New Hampshire and Maine Fishing Report – September 9, 2021

West Marine
The concern is the heaving seas which are at our doorstep but there is relief in the form of river systems. It looks as if its last call for bluefish as they appear to be on their way southward. Not all is bad in that front, however, as those who are on the hunt for mackerel are reporting that they are back inshore without having to worry as much about rapacious predators.

New Hampshire Fishing Report

Scads of squid among lit piers, marinas and even under bridges from Seabrook up through Kittery have been striper magnets. Some of the fattest striped bass can be found around that preferred bait source making the moniker “squid hounds” an apt description. Schoolie surface feeds in the harbors as well as Great Bay have become increasingly common. Eels and soft plastic stick baits cast off the Salisbury jetty and beachfront have been working well and odds are that last crack at a bluefish awaits you should you troll a Rapala CD18 or X-Rap in 30’ plus along the Salisbury Beach front.

James Garland and his son tuna
James Garland and his son tag-teamed their first tuna together!

Captain Andy of Adventure and Catch Charters has had a lot easier time finding mackerel for bait, historically at this time of the year they are often as close in as the 2KR Can, Hampton Shoal Ledge and out through the Isle of Shoals. In this case it’s a case of less equaling more as less bluefish are making for a safer passage for mackerel inshore. Should you head out to the ledges such as Tantas, Platts or Jeffrey’s you’ll find the shallows swarming with dogfish. The dog kryptonite according to Andy is to find the sanctuary of deeper water – 300’ where you’ll find wiling hake and pollock with the latter suspended as shallow as 150’! Recreational tuna have moved onto the ledges so should you have a permit, you may go home with the gift of a tuna! Regardless of your next move, bait should be no problem with squid swarming marinas and mackerel close in.


Southern Maine Fishing Report

For the first time in a while, Maine reports are lacking in the bluefish department. However according to Captain Lou of Diamond Pass Outfitters, all is not totally lacking regarding “blue” reports as school bluefin tuna have moved west of the Gulf of Maine putting properly permitted anglers onto mid-40” fish. The same pelagic phenomena is happening on Stellwagen Bank also. Just in time for the swells is the resurgence of upstream and inshore striper fishing thanks to migrating river herring fry and other small forage in estuaries and rivers. Topwater action has been terrific with Albie Snax, Evo Bass baits and Jumpin’ Minnows. Flies are ideal for the matching the hatch of such small prey making EP Baitfish in white and grey deadly. With the disappearance of blues, mackerel have reappeared in shore making a live mackerel in Saco Bay, Wells Harbor and Casco Bay a best bet for a big bass. The other cow option is eels and GT soft plastics off beaches.

ME striped bass

Brandy from Webhannet Bait and Tackle said that some of the better charter captains are targeting stripers feeding on squid at night! She told me of an absolute pig of a bass which was caught by Breakwood Charters that measured 41”, 40 pounds. Not surprisingly many who see the picture call that fish the fattest striper they have ever seen and it was stuffed with squid! Squid can be found near lit piers and bridges from the Piscatagua River all the way up to Cape Neddick and the Cliff House. Mackerel can now be caught right off the Wells Harbor jetty and those live-lining them are catching slot stripers and some bigger! The groundfishing on Jeffrey’s, pre-heavy seas, was awesome with the only caveat the volume of blue sharks which haven’t been reluctant to rob anglers of their catch. A fast-retrieving reel may help!

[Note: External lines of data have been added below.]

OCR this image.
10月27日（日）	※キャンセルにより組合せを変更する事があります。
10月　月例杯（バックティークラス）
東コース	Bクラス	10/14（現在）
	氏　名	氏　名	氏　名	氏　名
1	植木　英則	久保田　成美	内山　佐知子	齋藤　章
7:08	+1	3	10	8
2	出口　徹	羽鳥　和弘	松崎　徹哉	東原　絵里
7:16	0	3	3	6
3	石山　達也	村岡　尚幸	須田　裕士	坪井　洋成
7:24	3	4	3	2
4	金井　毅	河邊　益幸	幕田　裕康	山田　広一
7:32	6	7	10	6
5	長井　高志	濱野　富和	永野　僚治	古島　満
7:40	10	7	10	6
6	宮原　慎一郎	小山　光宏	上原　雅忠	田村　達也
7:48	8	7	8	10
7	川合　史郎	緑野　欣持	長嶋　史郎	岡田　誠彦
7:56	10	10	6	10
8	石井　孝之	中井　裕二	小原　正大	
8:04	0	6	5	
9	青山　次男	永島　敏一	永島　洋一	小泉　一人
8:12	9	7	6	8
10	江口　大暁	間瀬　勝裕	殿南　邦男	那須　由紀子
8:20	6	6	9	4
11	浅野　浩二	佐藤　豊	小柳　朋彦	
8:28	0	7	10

Want to get in on the bite? Find an OTW-approved Charter Fishing Captain for Maine!

 

New Hampshire And Southern Maine Fishing Forecast

It’s last call for a shot at a bluefish with a trolling plug between Salisbury and the mouth of the Merrimack your best bet. Squid are thick among lit docks, piers and bridges, and preying on them are some of the most sated stripers you’ll ever see! Herring fry on the way towards the sea are getting slammed by stripers at the mouths of runs supporting river herring. For a shore shot try live-lining a mackerel off the jetties of Rye and Wells Harbors. Groundfishing remains good but to avoid the scourge of the dogfish, stick to the deep dropoffs off offshore ledges. Bring a tuna rod/permit with you as recreational fish are more than just a rumor.